Saturday, March 2, 2013

The Future (of Online Poker) Looks Great

You’ve no doubt seen the news this week - both New Jersey and Nevada signed measures that will allow residents of their states to LEGALLY gamble online, and they join Delaware in this regard, making at least three states (with more states like California and Maryland considering similar measures) that may have online poker available by Fall, 2013.

Hooray!  Probably.

The tortured soul that is online poker in the USA has gone through more ups and downs than that damned roller coaster outside of the New York New York casino.  We flocked to Full Tilt and PokerStars in the early part of the last decade, only to see the UIEGA in 2006 shoot a warning volley that finally hit home on Black Friday, April 15, 2011, as US players were shunned from (almost) all online sites.  Since that day almost two years ago, we’ve suffered with the crumbs of a few sites who (quietly) take US deposits in a roundabout way (disclosure - I have a small fund on one site - not saying who), pay-to-play sites like WTP and CardPlayer, and free games (for no $$$ prizes…or much of anything except practice and adrenaline) on Zynga, casino-sponsored sites, and the like.

I once thought that the initiative to make online poker legal again (OK, the depositing to play poker - don’t get technical) would come from the Federals, not the states.  Surely they realize the vast untapped $$$ waiting for them in these difficult economic times.  Cripes - this is a Congress that can’t even get a majority of Republican Senators to approve a Republican Senator for Secretary of Defense.  Think about that - hey, he’s one of us, not from the other party - NO!  Mind-boggling.

It should be no surprise that NJ, NV, and Delaware were first out of the blocks to OK online gaming, since they were states that were already “heavily invested” in the idea of revenue from casinos/gaming.  And it’s not surprising that the other states who look more likely to go the same route are also becoming more beholden to gaming revenue, or, as one wag put it, “continue to suck on the teat that is gambling taxes and fees.”

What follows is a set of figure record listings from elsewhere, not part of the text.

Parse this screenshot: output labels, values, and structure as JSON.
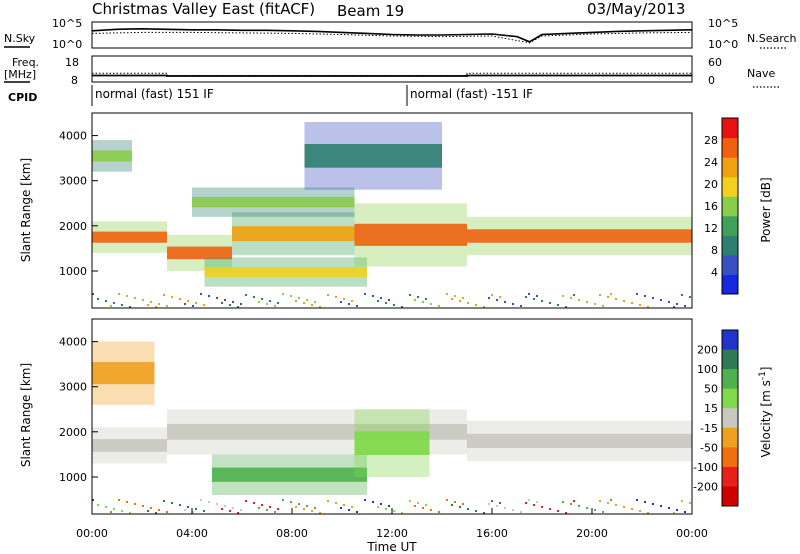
{
  "header": {
    "station": "Christmas Valley East (fitACF)",
    "beam": "Beam 19",
    "date": "03/May/2013"
  },
  "chart_data": [
    {
      "type": "line",
      "panel": "noise",
      "left_label": "N.Sky",
      "right_label": "N.Search",
      "left_ticks": [
        "10^5",
        "10^0"
      ],
      "right_ticks": [
        "10^5",
        "10^0"
      ],
      "series": [
        {
          "name": "N.Sky",
          "style": "solid",
          "x": [
            0,
            1,
            2,
            3,
            4,
            5,
            6,
            7,
            8,
            9,
            10,
            11,
            12,
            13,
            14,
            15,
            16,
            17,
            17.5,
            18,
            19,
            20,
            21,
            22,
            23,
            24
          ],
          "y": [
            3.3,
            3.6,
            3.7,
            3.6,
            3.5,
            3.5,
            3.4,
            3.4,
            3.3,
            3.2,
            3.0,
            2.8,
            2.6,
            2.5,
            2.5,
            2.6,
            2.7,
            2.2,
            1.2,
            2.6,
            2.8,
            3.0,
            3.2,
            3.3,
            3.4,
            3.5
          ]
        },
        {
          "name": "N.Search",
          "style": "dotted",
          "x": [
            0,
            2,
            4,
            6,
            8,
            10,
            12,
            14,
            16,
            17.5,
            18,
            20,
            22,
            24
          ],
          "y": [
            2.8,
            3.0,
            3.0,
            2.9,
            2.8,
            2.6,
            2.3,
            2.2,
            2.3,
            1.0,
            2.3,
            2.7,
            2.9,
            3.0
          ]
        }
      ]
    },
    {
      "type": "line",
      "panel": "frequency",
      "left_label": "Freq. [MHz]",
      "right_label": "Nave",
      "left_ticks": [
        18,
        8
      ],
      "right_ticks": [
        60,
        0
      ],
      "series": [
        {
          "name": "Freq",
          "style": "solid",
          "x": [
            0,
            3.0,
            3.0,
            15.0,
            15.0,
            24.0
          ],
          "y": [
            10.5,
            10.5,
            10.3,
            10.3,
            10.5,
            10.5
          ]
        },
        {
          "name": "Nave",
          "style": "dotted",
          "x": [
            0,
            3.0,
            3.0,
            15.0,
            15.0,
            24.0
          ],
          "y": [
            20,
            20,
            15,
            15,
            20,
            20
          ]
        }
      ]
    },
    {
      "type": "table",
      "panel": "cpid",
      "label": "CPID",
      "segments": [
        {
          "text": "normal (fast) 151 IF",
          "start": 0.0,
          "end": 12.6
        },
        {
          "text": "normal (fast) -151 IF",
          "start": 12.6,
          "end": 24.0
        }
      ]
    },
    {
      "type": "heatmap",
      "panel": "power",
      "ylabel": "Slant Range [km]",
      "ylim": [
        180,
        4500
      ],
      "yticks": [
        1000,
        2000,
        3000,
        4000
      ],
      "colorbar": {
        "label": "Power [dB]",
        "range": [
          0,
          32
        ],
        "ticks": [
          4,
          8,
          12,
          16,
          20,
          24,
          28
        ]
      },
      "echo_bands": [
        {
          "t": [
            0,
            3.0
          ],
          "r": [
            1400,
            2100
          ],
          "p": 28
        },
        {
          "t": [
            3.0,
            5.6
          ],
          "r": [
            1000,
            1800
          ],
          "p": 28
        },
        {
          "t": [
            5.6,
            10.5
          ],
          "r": [
            1350,
            2300
          ],
          "p": 22
        },
        {
          "t": [
            4.5,
            11.0
          ],
          "r": [
            650,
            1300
          ],
          "p": 20
        },
        {
          "t": [
            4.0,
            10.5
          ],
          "r": [
            2200,
            2850
          ],
          "p": 15
        },
        {
          "t": [
            10.5,
            15.0
          ],
          "r": [
            1100,
            2500
          ],
          "p": 27
        },
        {
          "t": [
            15.0,
            24.0
          ],
          "r": [
            1350,
            2200
          ],
          "p": 26
        },
        {
          "t": [
            0,
            1.6
          ],
          "r": [
            3200,
            3900
          ],
          "p": 16
        },
        {
          "t": [
            8.5,
            14.0
          ],
          "r": [
            2800,
            4300
          ],
          "p": 8
        }
      ]
    },
    {
      "type": "heatmap",
      "panel": "velocity",
      "ylabel": "Slant Range [km]",
      "xlabel": "Time UT",
      "ylim": [
        180,
        4500
      ],
      "yticks": [
        1000,
        2000,
        3000,
        4000
      ],
      "xticks": [
        "00:00",
        "04:00",
        "08:00",
        "12:00",
        "16:00",
        "20:00",
        "00:00"
      ],
      "xlim": [
        0,
        24
      ],
      "colorbar": {
        "label": "Velocity [m s^-1]",
        "ticks": [
          200,
          100,
          50,
          15,
          -15,
          -50,
          -100,
          -200
        ],
        "colors": [
          "#2233cc",
          "#2f7a55",
          "#4fb04f",
          "#80d84a",
          "#c8c8c0",
          "#f0a020",
          "#f07010",
          "#e8201c",
          "#d00000"
        ]
      },
      "echo_bands": [
        {
          "t": [
            0,
            3.0
          ],
          "r": [
            1300,
            2100
          ],
          "v": 0
        },
        {
          "t": [
            3.0,
            15.0
          ],
          "r": [
            1500,
            2500
          ],
          "v": 0
        },
        {
          "t": [
            4.8,
            11.0
          ],
          "r": [
            600,
            1500
          ],
          "v": 70
        },
        {
          "t": [
            10.5,
            13.5
          ],
          "r": [
            1000,
            2500
          ],
          "v": 40
        },
        {
          "t": [
            15.0,
            24.0
          ],
          "r": [
            1350,
            2250
          ],
          "v": 0
        },
        {
          "t": [
            0,
            2.5
          ],
          "r": [
            2600,
            4000
          ],
          "v": -40
        }
      ]
    }
  ]
}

So I see an eventual set-up (barring Federal approval of course, which won’t happen for at least two years, maybe longer, maybe not ever) like this:  like horse-racing (ironically, already legal for online betting).  Simulcasting works on a state-agreed reciprocity basis where citizens of many states pool wagers at the host track and are paid thusly online via services like Xpressbet and TwinSprires, and the host track’s state gets a share of the tax revenue from wagers.  Since the pools are larger than if only that state’s residents could wager, the state’s cut is larger.  Everyone wins (except the bettors, of course, since the rake from the track is pretty high).  Still, this arrangement saved horse racing from an early death (it’s still not like it was in the 1930s, and may never return to those glory days).  Poker may very well follow this path.

That’s both good and bad news.  Since there is currently NO online poker, ANY available game might be seen as a victory.  But like horseracing, the glory days of poker may be in the rearview mirror.  Many vendors are staking claims in the new “clean” 2013 version of online poker - casinos (who have a lot to lose if everyone stays away from Vegas and plays at their computers), current online poker sites like PokerStars and PartyPoker (who have the rest of the world, but lust after the huge US market), and social sites like Zynga.  Oh, Zynga…you may be the largest gaming site in the world (and they are, really - 3x as big as PokerStars for poker alone), but your approach might speed up that rearview mirror process.